Os mercados futuros americanos amanheceram no vermelho nesta terça-feira, em um movimento que reflete a crescente ansiedade dos investidores com a convergência de dois fatores macroeconômicos críticos: a alta do petróleo e o custo do dinheiro. A taxa dos títulos do Tesouro americano de 10 anos, principal referência de juros no mundo, superou a marca de 5%, atingindo 5,04%, um patamar não visto desde 2007.

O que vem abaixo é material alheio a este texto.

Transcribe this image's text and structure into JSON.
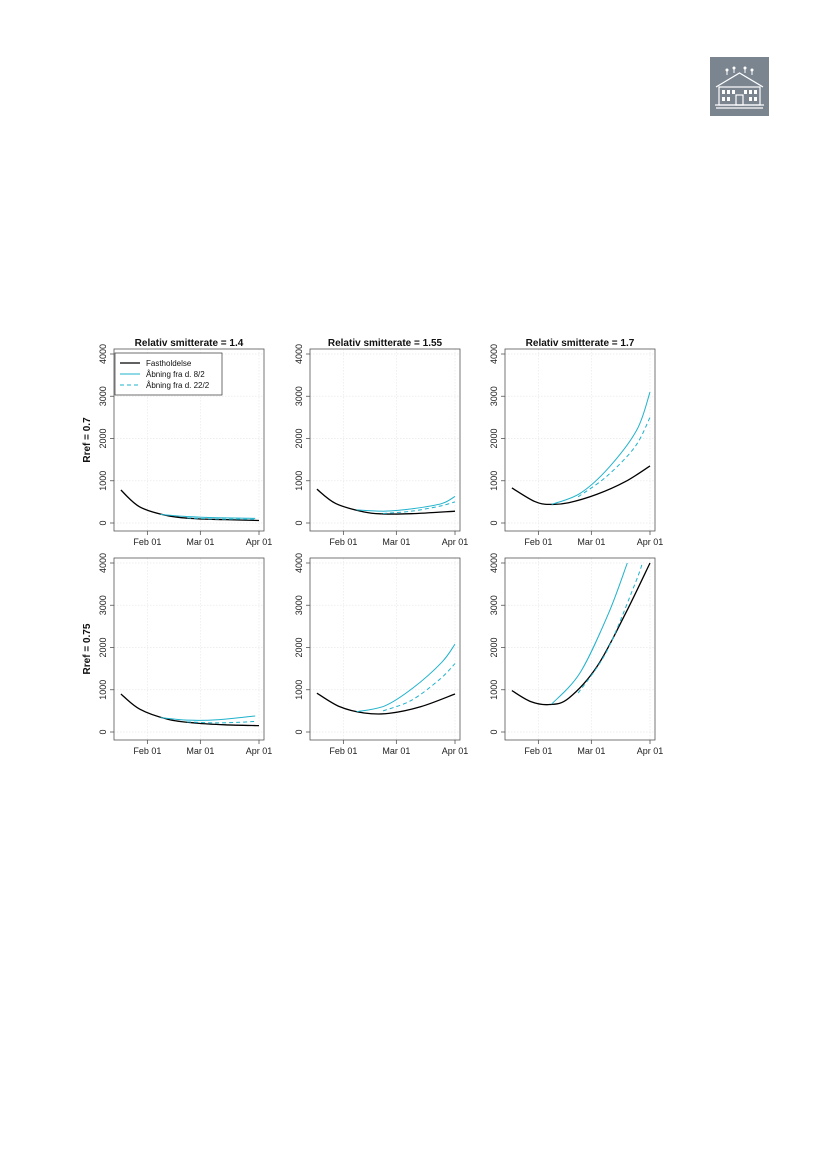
{
  "colors": {
    "fastholdelse": "#000000",
    "abning_8_2": "#1fb2cc",
    "abning_22_2": "#1fb2cc",
    "grid": "#e9e9e9",
    "logo_bg": "#7a8590"
  },
  "logo": {
    "icon": "building-icon"
  },
  "chart_data": {
    "type": "line",
    "layout": "2x3 grid",
    "legend": {
      "placement": "top-left of first panel",
      "entries": [
        "Fastholdelse",
        "Åbning fra d. 8/2",
        "Åbning fra d. 22/2"
      ]
    },
    "column_titles": [
      "Relativ smitterate = 1.4",
      "Relativ smitterate = 1.55",
      "Relativ smitterate = 1.7"
    ],
    "row_labels": [
      "Rref = 0.7",
      "Rref = 0.75"
    ],
    "x_ticks": [
      "Feb 01",
      "Mar 01",
      "Apr 01"
    ],
    "x_range": [
      "2021-01-17",
      "2021-04-01"
    ],
    "y_ticks": [
      "0",
      "1000",
      "2000",
      "3000",
      "4000"
    ],
    "ylim": [
      0,
      4000
    ],
    "grid": true,
    "panels": [
      {
        "row": 0,
        "col": 0,
        "series": [
          {
            "name": "Fastholdelse",
            "style": "solid-black",
            "start": "2021-01-18",
            "points": [
              [
                0,
                780
              ],
              [
                10,
                380
              ],
              [
                25,
                170
              ],
              [
                40,
                100
              ],
              [
                55,
                80
              ],
              [
                73,
                60
              ]
            ]
          },
          {
            "name": "Åbning fra d. 8/2",
            "style": "solid-cyan",
            "start": "2021-02-08",
            "points": [
              [
                0,
                200
              ],
              [
                15,
                150
              ],
              [
                30,
                125
              ],
              [
                50,
                110
              ]
            ]
          },
          {
            "name": "Åbning fra d. 22/2",
            "style": "dashed-cyan",
            "start": "2021-02-22",
            "points": [
              [
                0,
                120
              ],
              [
                15,
                95
              ],
              [
                30,
                90
              ],
              [
                36,
                90
              ]
            ]
          }
        ]
      },
      {
        "row": 0,
        "col": 1,
        "series": [
          {
            "name": "Fastholdelse",
            "style": "solid-black",
            "start": "2021-01-18",
            "points": [
              [
                0,
                800
              ],
              [
                10,
                460
              ],
              [
                25,
                260
              ],
              [
                35,
                215
              ],
              [
                50,
                220
              ],
              [
                73,
                280
              ]
            ]
          },
          {
            "name": "Åbning fra d. 8/2",
            "style": "solid-cyan",
            "start": "2021-02-08",
            "points": [
              [
                0,
                310
              ],
              [
                15,
                280
              ],
              [
                30,
                340
              ],
              [
                45,
                460
              ],
              [
                52,
                630
              ]
            ]
          },
          {
            "name": "Åbning fra d. 22/2",
            "style": "dashed-cyan",
            "start": "2021-02-22",
            "points": [
              [
                0,
                225
              ],
              [
                15,
                280
              ],
              [
                30,
                400
              ],
              [
                38,
                500
              ]
            ]
          }
        ]
      },
      {
        "row": 0,
        "col": 2,
        "series": [
          {
            "name": "Fastholdelse",
            "style": "solid-black",
            "start": "2021-01-18",
            "points": [
              [
                0,
                830
              ],
              [
                12,
                510
              ],
              [
                20,
                440
              ],
              [
                30,
                480
              ],
              [
                45,
                680
              ],
              [
                60,
                980
              ],
              [
                73,
                1350
              ]
            ]
          },
          {
            "name": "Åbning fra d. 8/2",
            "style": "solid-cyan",
            "start": "2021-02-08",
            "points": [
              [
                0,
                440
              ],
              [
                15,
                700
              ],
              [
                30,
                1300
              ],
              [
                45,
                2200
              ],
              [
                52,
                3100
              ]
            ]
          },
          {
            "name": "Åbning fra d. 22/2",
            "style": "dashed-cyan",
            "start": "2021-02-22",
            "points": [
              [
                0,
                620
              ],
              [
                15,
                1100
              ],
              [
                30,
                1800
              ],
              [
                38,
                2500
              ]
            ]
          }
        ]
      },
      {
        "row": 1,
        "col": 0,
        "series": [
          {
            "name": "Fastholdelse",
            "style": "solid-black",
            "start": "2021-01-18",
            "points": [
              [
                0,
                900
              ],
              [
                10,
                540
              ],
              [
                25,
                300
              ],
              [
                40,
                210
              ],
              [
                55,
                170
              ],
              [
                73,
                150
              ]
            ]
          },
          {
            "name": "Åbning fra d. 8/2",
            "style": "solid-cyan",
            "start": "2021-02-08",
            "points": [
              [
                0,
                340
              ],
              [
                15,
                280
              ],
              [
                30,
                290
              ],
              [
                50,
                380
              ]
            ]
          },
          {
            "name": "Åbning fra d. 22/2",
            "style": "dashed-cyan",
            "start": "2021-02-22",
            "points": [
              [
                0,
                240
              ],
              [
                15,
                215
              ],
              [
                30,
                235
              ],
              [
                36,
                250
              ]
            ]
          }
        ]
      },
      {
        "row": 1,
        "col": 1,
        "series": [
          {
            "name": "Fastholdelse",
            "style": "solid-black",
            "start": "2021-01-18",
            "points": [
              [
                0,
                920
              ],
              [
                12,
                600
              ],
              [
                25,
                450
              ],
              [
                38,
                440
              ],
              [
                55,
                600
              ],
              [
                73,
                900
              ]
            ]
          },
          {
            "name": "Åbning fra d. 8/2",
            "style": "solid-cyan",
            "start": "2021-02-08",
            "points": [
              [
                0,
                480
              ],
              [
                15,
                620
              ],
              [
                30,
                1050
              ],
              [
                45,
                1650
              ],
              [
                52,
                2080
              ]
            ]
          },
          {
            "name": "Åbning fra d. 22/2",
            "style": "dashed-cyan",
            "start": "2021-02-22",
            "points": [
              [
                0,
                500
              ],
              [
                15,
                750
              ],
              [
                30,
                1250
              ],
              [
                38,
                1620
              ]
            ]
          }
        ]
      },
      {
        "row": 1,
        "col": 2,
        "series": [
          {
            "name": "Fastholdelse",
            "style": "solid-black",
            "start": "2021-01-18",
            "points": [
              [
                0,
                980
              ],
              [
                10,
                720
              ],
              [
                20,
                650
              ],
              [
                30,
                800
              ],
              [
                45,
                1550
              ],
              [
                60,
                2800
              ],
              [
                73,
                4000
              ]
            ]
          },
          {
            "name": "Åbning fra d. 8/2",
            "style": "solid-cyan",
            "start": "2021-02-08",
            "points": [
              [
                0,
                660
              ],
              [
                15,
                1400
              ],
              [
                30,
                2800
              ],
              [
                40,
                4000
              ]
            ]
          },
          {
            "name": "Åbning fra d. 22/2",
            "style": "dashed-cyan",
            "start": "2021-02-22",
            "points": [
              [
                0,
                920
              ],
              [
                15,
                1900
              ],
              [
                30,
                3500
              ],
              [
                34,
                4000
              ]
            ]
          }
        ]
      }
    ]
  }
}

O movimento, reportado por veículos como a InfoMoney com base em dados da Reuters e Bloomberg, não é um dado isolado. Ele representa a materialização do cenário “juros altos por mais tempo” que o mercado relutava em precificar. Com a decisão do Federal Reserve se aproximando, a aposta majoritária é de uma nova alta de 0,25 ponto percentual, uma resposta quase inevitável à resiliência da economia e à nova pressão inflacionária vinda das commodities.
A conta do juro longo
O patamar de 5% no rendimento dos Treasuries de 10 anos é mais do que um número; é um marco psicológico e prático. Ele estabelece um novo custo de oportunidade para o capital em escala global. Com a taxa livre de risco oferecendo um retorno robusto, a atratividade de ativos de maior risco, como ações de tecnologia e até mesmo mercados emergentes, diminui consideravelmente. A referência a 2007 não é trivial, ecoando um período que antecedeu uma profunda crise financeira, embora as condições sistêmicas de hoje sejam distintas.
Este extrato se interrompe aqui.